Handball : le mythe des frères Bouhaddioui

Handball : le mythe des frères Bouhaddioui

L’équipe nationale de handball a rencontré au premier tour des phases finales de la Coupe du monde qui se déroule actuellement en Allemagne, la redoutable équipe de la Russie considérée comme une référence dans le monde de la petite balle.
Face aux Russes, au palmarès époustouflant et aux gabarits combien impressionnants, les chances des Marocains étaient minimes.
Cette rencontre «déséquilibrée» sur le papier, a permis l’émergence d’une star : Ismaïl Bouhaddioui. L’international marocain a séduit avec son handball tout en finesse où la technique se conjugue harmonieusement avec la subtilité et l’intelligence du jeu. Organisateurs et public étaient unanimes à désigner Bouhaddioui comme le meilleur joueur de la rencontre et comme l’un des meilleurs handballeurs ayant marqué le premier tour de cette grande fête mondiale qui se déroule en Allemagne.

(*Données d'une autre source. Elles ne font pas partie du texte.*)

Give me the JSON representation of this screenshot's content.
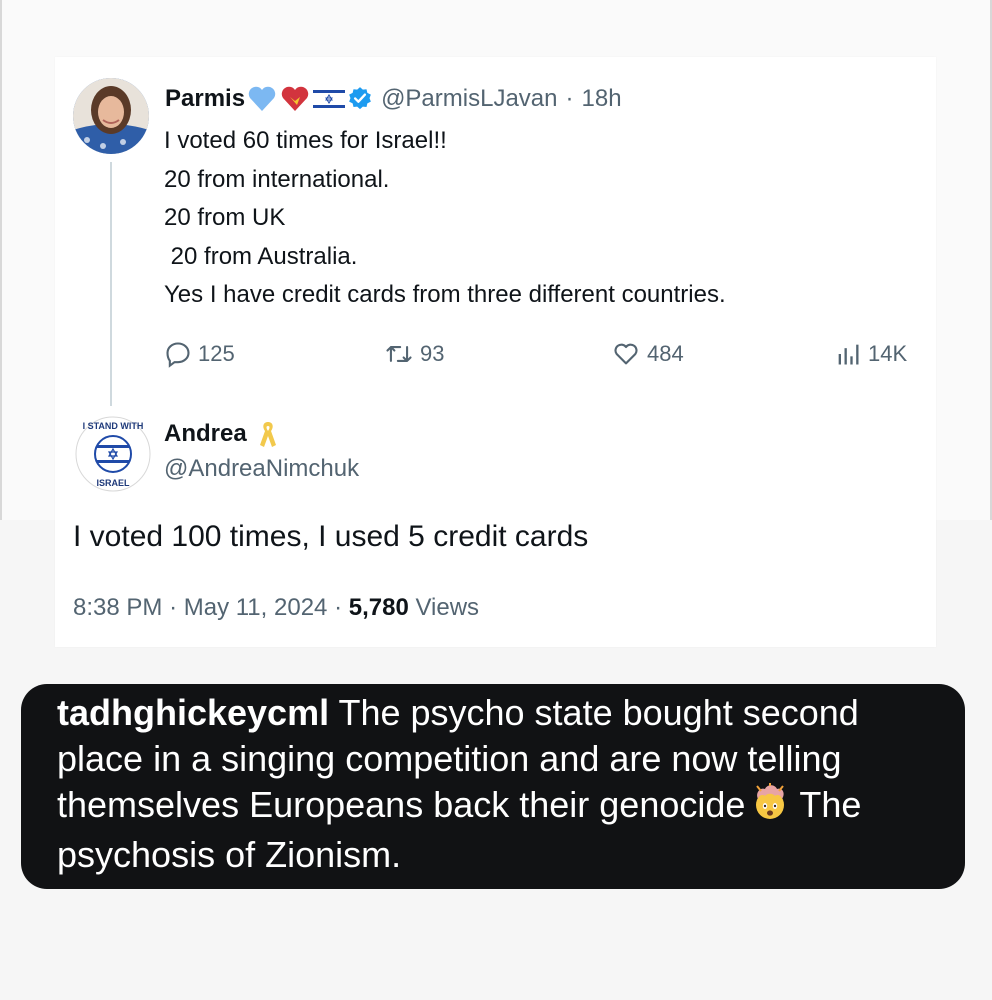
{
  "original_tweet": {
    "display_name": "Parmis",
    "handle": "@ParmisLJavan",
    "separator": "·",
    "time_ago": "18h",
    "lines": [
      "I voted 60 times for Israel!!",
      "20 from international.",
      "20 from UK",
      " 20 from Australia.",
      "Yes I have credit cards from three different countries."
    ],
    "actions": {
      "replies": "125",
      "reposts": "93",
      "likes": "484",
      "views": "14K"
    },
    "name_icons": [
      "blue-heart-icon",
      "heart-with-ribbon-icon",
      "israel-flag-icon",
      "verified-badge-icon"
    ]
  },
  "reply_tweet": {
    "display_name": "Andrea",
    "handle": "@AndreaNimchuk",
    "name_icon": "yellow-ribbon-icon",
    "text": "I voted 100 times, I used 5 credit cards",
    "time": "8:38 PM",
    "dot1": "·",
    "date": "May 11, 2024",
    "dot2": "·",
    "views_count": "5,780",
    "views_label": "Views",
    "avatar_badge_top": "I STAND WITH",
    "avatar_badge_bottom": "ISRAEL"
  },
  "caption": {
    "username": "tadhghickeycml",
    "text_before_emoji": "The psycho state bought second place in a singing competition and are now telling themselves Europeans back their genocide",
    "emoji": "exploding-head-icon",
    "text_after_emoji": "The psychosis of Zionism."
  },
  "colors": {
    "text_primary": "#0f1419",
    "text_secondary": "#536471",
    "verified_blue": "#1d9bf0",
    "caption_bg": "#111214"
  }
}
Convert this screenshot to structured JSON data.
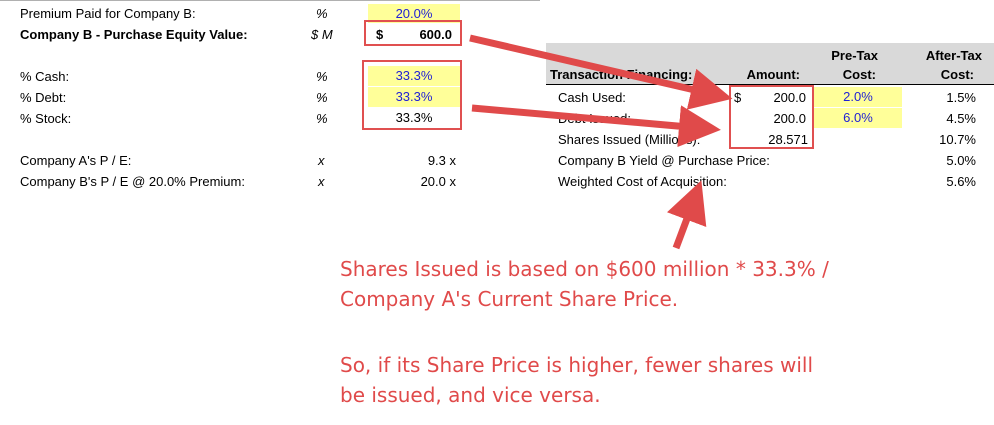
{
  "left": {
    "premium": {
      "label": "Premium Paid for Company B:",
      "unit": "%",
      "value": "20.0%"
    },
    "equity": {
      "label": "Company B - Purchase Equity Value:",
      "unit": "$ M",
      "currency": "$",
      "value": "600.0"
    },
    "cash": {
      "label": "% Cash:",
      "unit": "%",
      "value": "33.3%"
    },
    "debt": {
      "label": "% Debt:",
      "unit": "%",
      "value": "33.3%"
    },
    "stock": {
      "label": "% Stock:",
      "unit": "%",
      "value": "33.3%"
    },
    "pe_a": {
      "label": "Company A's P / E:",
      "unit": "x",
      "value": "9.3 x"
    },
    "pe_b": {
      "label": "Company B's P / E @ 20.0% Premium:",
      "unit": "x",
      "value": "20.0 x"
    }
  },
  "right": {
    "headers": {
      "financing": "Transaction Financing:",
      "amount": "Amount:",
      "pretax_1": "Pre-Tax",
      "pretax_2": "Cost:",
      "aftertax_1": "After-Tax",
      "aftertax_2": "Cost:"
    },
    "cash_used": {
      "label": "Cash Used:",
      "currency": "$",
      "amount": "200.0",
      "pretax": "2.0%",
      "aftertax": "1.5%"
    },
    "debt_issued": {
      "label": "Debt Issued:",
      "amount": "200.0",
      "pretax": "6.0%",
      "aftertax": "4.5%"
    },
    "shares_issued": {
      "label": "Shares Issued (Millions):",
      "amount": "28.571",
      "aftertax": "10.7%"
    },
    "yield": {
      "label": "Company B Yield @ Purchase Price:",
      "value": "5.0%"
    },
    "wcoa": {
      "label": "Weighted Cost of Acquisition:",
      "value": "5.6%"
    }
  },
  "annotation": {
    "line1": "Shares Issued is based on $600 million * 33.3% /",
    "line2": "Company A's Current Share Price.",
    "line3": "So, if its Share Price is higher, fewer shares will",
    "line4": "be issued, and vice versa."
  },
  "colors": {
    "accent_red": "#e04a4a",
    "input_yellow": "#ffff99",
    "input_blue": "#1f1fd6",
    "header_gray": "#d9d9d9"
  }
}
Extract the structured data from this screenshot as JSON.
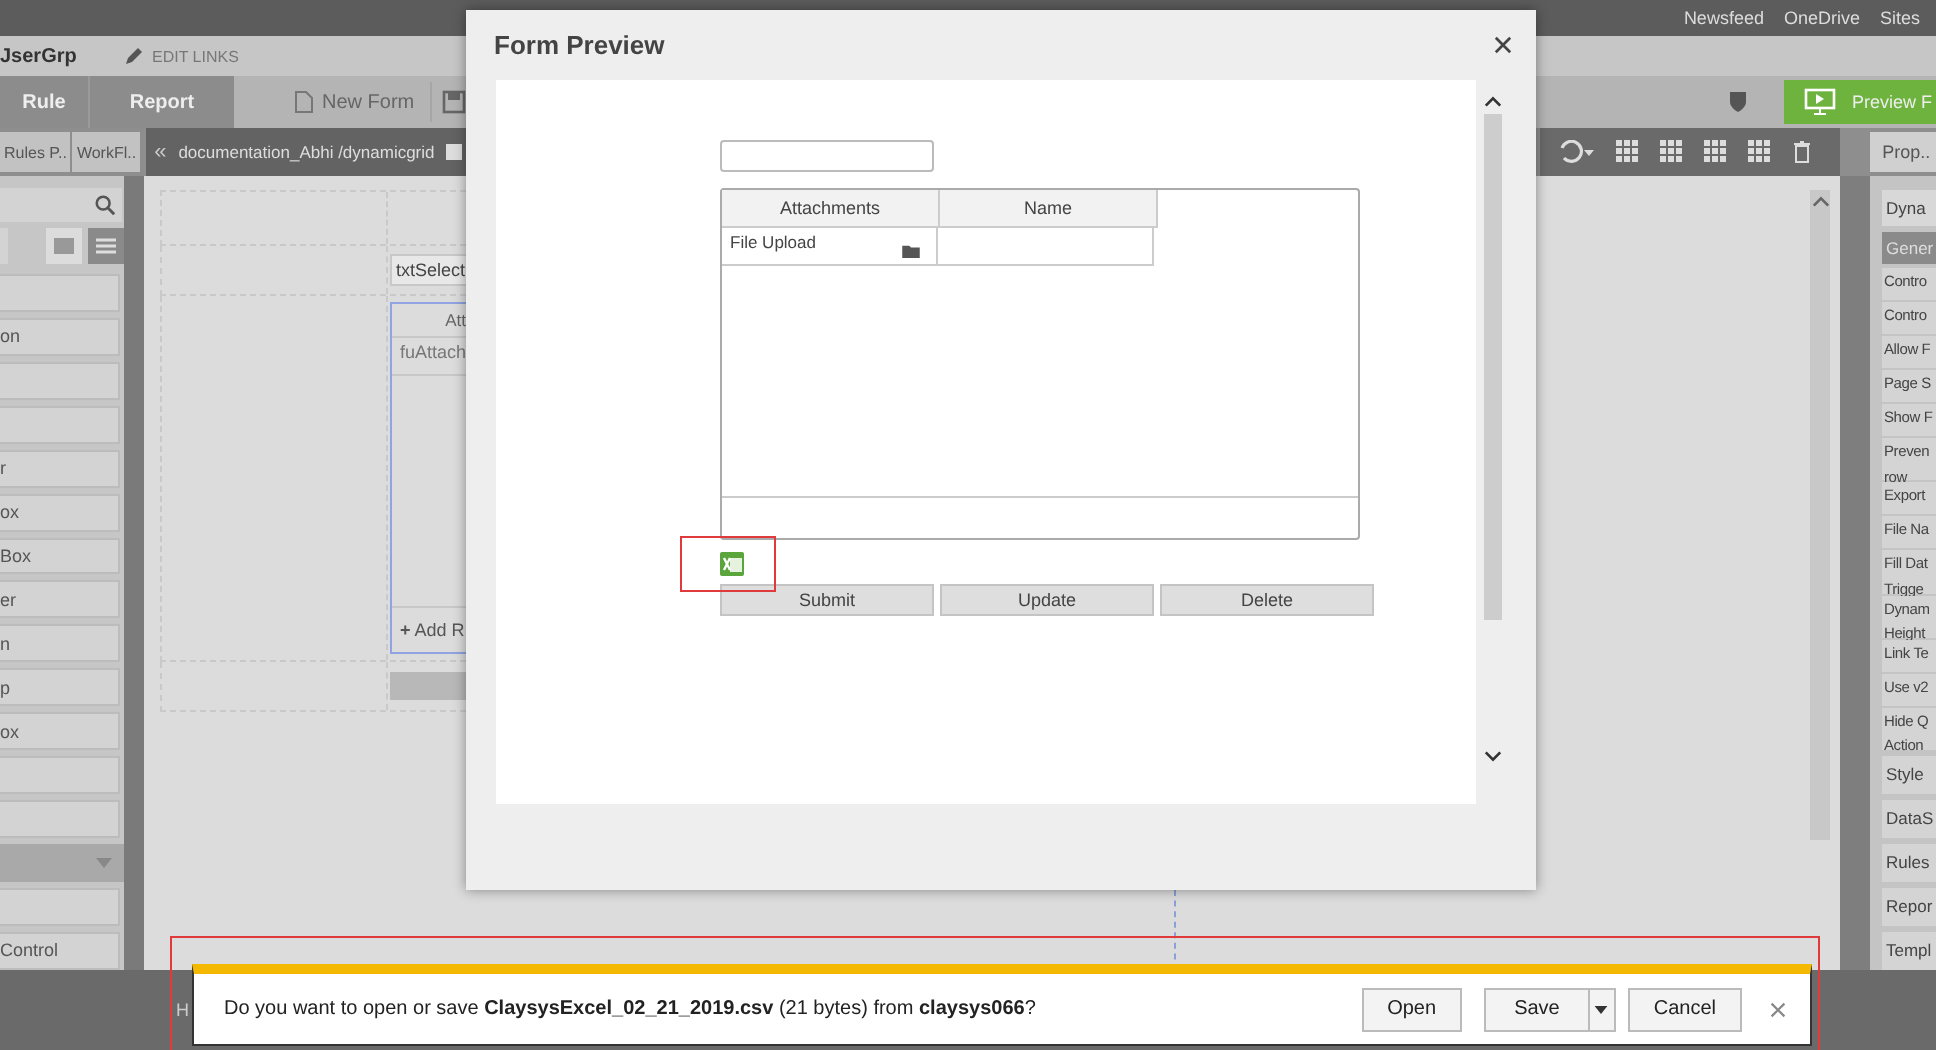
{
  "top_links": [
    "Newsfeed",
    "OneDrive",
    "Sites"
  ],
  "site_title": "JserGrp",
  "edit_links": "EDIT LINKS",
  "ribbon_tabs": [
    "Rule",
    "Report"
  ],
  "new_form": "New Form",
  "preview_button": "Preview F",
  "left_tabs": [
    "Rules P..",
    "WorkFl.."
  ],
  "collapse_glyph": "«",
  "breadcrumb": "documentation_Abhi /dynamicgrid",
  "breadcrumb_checkbox": {
    "checked": false
  },
  "properties_tab": "Prop..",
  "toolbox": [
    {
      "kind": "blank"
    },
    {
      "kind": "item",
      "label": "on"
    },
    {
      "kind": "blank"
    },
    {
      "kind": "blank"
    },
    {
      "kind": "item",
      "label": "r"
    },
    {
      "kind": "item",
      "label": "ox"
    },
    {
      "kind": "item",
      "label": "Box"
    },
    {
      "kind": "item",
      "label": "er"
    },
    {
      "kind": "item",
      "label": "n"
    },
    {
      "kind": "item",
      "label": "p"
    },
    {
      "kind": "item",
      "label": "ox"
    },
    {
      "kind": "blank"
    },
    {
      "kind": "blank"
    },
    {
      "kind": "section"
    },
    {
      "kind": "blank"
    },
    {
      "kind": "item",
      "label": "Control"
    }
  ],
  "canvas": {
    "select_field": "txtSelect",
    "grid_header": "Att",
    "grid_cell": "fuAttach",
    "add_row_glyph": "+",
    "add_row": "Add R"
  },
  "properties": {
    "control": "Dyna",
    "section": "Gener",
    "items": [
      "Contro",
      "Contro",
      "Allow F",
      "Page S",
      "Show F",
      "Preven\nrow",
      "Export",
      "File Na",
      "Fill Dat\nTrigge",
      "Dynam\nHeight",
      "Link Te",
      "Use v2",
      "Hide Q\nAction"
    ],
    "groups": [
      "Style",
      "DataS",
      "Rules",
      "Repor",
      "Templ"
    ]
  },
  "modal": {
    "title": "Form Preview",
    "columns": [
      "Attachments",
      "Name"
    ],
    "rows": [
      {
        "attachment": "File Upload"
      }
    ],
    "buttons": [
      "Submit",
      "Update",
      "Delete"
    ]
  },
  "download_bar": {
    "message": "Do you want to open or save **ClaysysExcel_02_21_2019.csv** (21 bytes) from **claysys066**?",
    "buttons": [
      "Open",
      "Save",
      "Cancel"
    ]
  },
  "status_strip": "H"
}
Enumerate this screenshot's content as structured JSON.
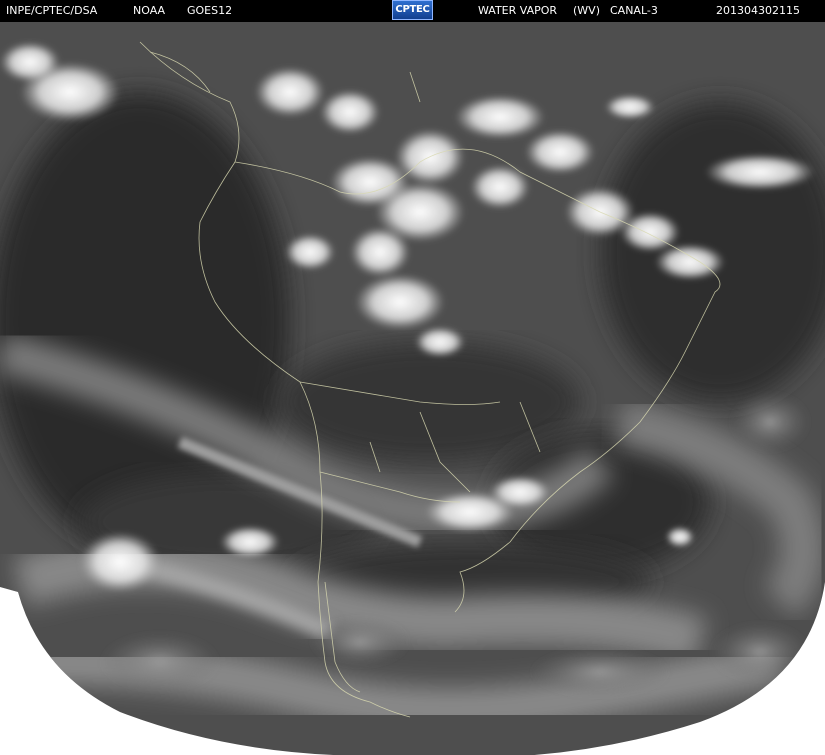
{
  "header": {
    "source": "INPE/CPTEC/DSA",
    "agency": "NOAA",
    "satellite": "GOES12",
    "logo_text": "CPTEC",
    "channel_type": "WATER VAPOR",
    "channel_abbrev": "(WV)",
    "channel": "CANAL-3",
    "timestamp": "201304302115"
  },
  "colors": {
    "header_bg": "#000000",
    "header_text": "#ffffff",
    "background": "#ffffff",
    "dark_vapor": "#2a2a2a",
    "mid_vapor": "#555555",
    "cloud": "#f2f2f2",
    "coastline": "#d8d8b0"
  },
  "icons": {
    "logo": "cptec-logo"
  }
}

Sans complexe aucun, Ismaïl Bouhaddioui a étalé toute sa maestria pour tromper la vigilance d’une défense toute en muscles et marquer à plusieurs reprises. Son agilité et sa souplesse, amplifiées par les encouragements d’un public connaisseur, lui ont donné des ailes et ouvert le chemin des buts qu’il empruntait avec aisance.
Ce handballeur discipliné et assidu n’a rien d’un superman. C’est un tempérament. Une nature. Chez-lui, la pratique de ce sport fait partie des traditions familiales. Dès son jeune âge, il a automatiquement suivi le chemin tracé par son frère aîné Noureddine Bouhaddioui, l’actuel coach du Sept national.
Le mythe Bouhaddioui a commencé dans les années 70 à Méknès où il y avait également les frères Aït Ben Ali dont l’aîné, Mustapha après avoir fait les beaux jours du CODM et de l’équipe nationale, a pris les commandes de la sélection nationale comme entraîneur.
Son baptême de feu avec le handball, Ismaïl Bouhaddioui l’a fait dans les collèges et lycées de la capitale ismaïlienne dont les établissements scolaires étaient de véritables viviers pour plusieurs disciplines sportives. Si pour le football il y avait Kacem Bennouna et l’athlétisme Abdelhadi Berrada, pour le handball, il y avait un certain « Ba Arraoub », arbitre international et entraîneur qui a consacré toute son énergie et tout son temps à l’épanouissement de cette discipline. Pour les frères Bouhaddioui, Noureddine et Ismaïl, l’amour du handball a commencé à un âge précoce. Nourddine venait de souffler sa septième bougie lorsqu’il avait commencé à développer un intérêt pour ce sport au sein de l’école Lalla Fatima Zahra. Mais c’est au collège Moulay Youssef et grâce à sa rencontre avec Ba Arroub que Nourddidne Bohaddioui a appris les secrets et les rudiments de cette discipline. Il avait tous les atouts pour réussir une carrière sans faute. Le virus du handball rattrapera par la suite le jeune Ismaïl qui avait tout pour être “contaminé“.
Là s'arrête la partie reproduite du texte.